Haroun, è invece il protagonista
del recentissimo romanzo di Kamel Daoud, dal titolo Meursault,
contre-enquête (Acte Sud, 2014). Lo scenario, stavolta, è quello
dell’Algeria che ha visto da poco completarsi il lungo e doloroso processo
d’indipendenza, una vivenda che ha profondamente lacerato occupati e
occupanti. Siamo infatti agli inizi degli anni ’60.
Haroun, che nel
racconto Daoud è il fratello dell’arabo ucciso da
Meursault, vive la sua esistenza all’ombra di una madre, M’ma,
despota e possesiva il cui unico scopo è vendicare il figlio ucciso da un roumi,
un non arabo, come tanti coloni e figli di coloni.
Il racconto è un lungo feedback.
Haroun narra la storia della sua famiglia ad un non precisato interlocutore nel
corso di una serie d’incontri in un bar.
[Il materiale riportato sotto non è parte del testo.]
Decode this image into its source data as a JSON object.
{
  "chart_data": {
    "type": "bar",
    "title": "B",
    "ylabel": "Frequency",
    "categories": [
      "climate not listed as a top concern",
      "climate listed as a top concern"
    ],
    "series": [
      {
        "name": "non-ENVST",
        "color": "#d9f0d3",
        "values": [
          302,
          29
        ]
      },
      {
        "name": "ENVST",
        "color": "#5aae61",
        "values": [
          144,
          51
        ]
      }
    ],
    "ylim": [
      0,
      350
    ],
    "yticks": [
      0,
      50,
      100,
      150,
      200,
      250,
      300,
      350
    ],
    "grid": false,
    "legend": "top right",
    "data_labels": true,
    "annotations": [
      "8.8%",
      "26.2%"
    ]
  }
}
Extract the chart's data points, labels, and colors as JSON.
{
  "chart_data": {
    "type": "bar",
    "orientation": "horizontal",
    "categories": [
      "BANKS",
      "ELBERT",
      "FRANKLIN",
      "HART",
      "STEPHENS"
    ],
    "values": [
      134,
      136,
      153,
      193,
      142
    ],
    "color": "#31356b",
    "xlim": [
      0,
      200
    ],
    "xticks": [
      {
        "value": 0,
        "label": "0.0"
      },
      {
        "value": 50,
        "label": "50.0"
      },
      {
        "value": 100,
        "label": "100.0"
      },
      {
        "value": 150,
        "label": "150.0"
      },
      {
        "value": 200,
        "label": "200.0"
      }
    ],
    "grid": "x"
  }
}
Haroun ora è anziano, ma la vicenda è
ambientata nei concitati giorni che seguirono la partenza frettolosa dei
francesi, dopo la proclamazione dell’Indipendenza del 1962.
Sono passati venti anni
dall’omicidio (la pubblicazione de Lo Straniero è infatti del 1942)
l’Algeria è profondamente cambiata, nessuno ricorda più quell’episodio, se non
due piccole brevi di cronaca contenute in alcuni ritagli di giornali custoditi
gelosamente da M’ma.
Ricostruire quanto accaduto
sembra l’unica missione di Haroun, che deve sottostare all’onnipresenza e
onnipotenza materna. Haroun è costantemente alla ricerca di particolari
che appaiono sempre più in dissolvenza, privi di riscontri tangibili. In
primis dare un nome alla vittima, all’arabo del racconto di Camus. Si viene
così scoprire che il fratello di Haroun si chiama Moussa. Una vittima
innocente di cui si conserva la memoria in una tomba vuota, il corpo non è
stato mai ritrovato.
L’autore di Meursault,
contre-enquête, Kamel Daoud, è un affermato giornalista algerino del Quotidien
d’Oran dove cura una delle rubriche più seguite. È autore anche di
altri racconti brevi ma, nel suo primo romanzo, ha deciso coraggiosamente di
misurarsi con uno dei libri più conosciuti a tradotti al mondo come Lo
Straniero.
La sfida lanciata da Daoud non
appare solo letteraria, il periodo scelto a riferimento lo portano dritto al
cuore delle problematiche dell’Algeria di oggi. La mai risolta questione
coloniale, la lingua degli occupanti, i distinguo religiosi, il destino di un
popolo segnato da una storia che sembra da sempre sfuggirgli.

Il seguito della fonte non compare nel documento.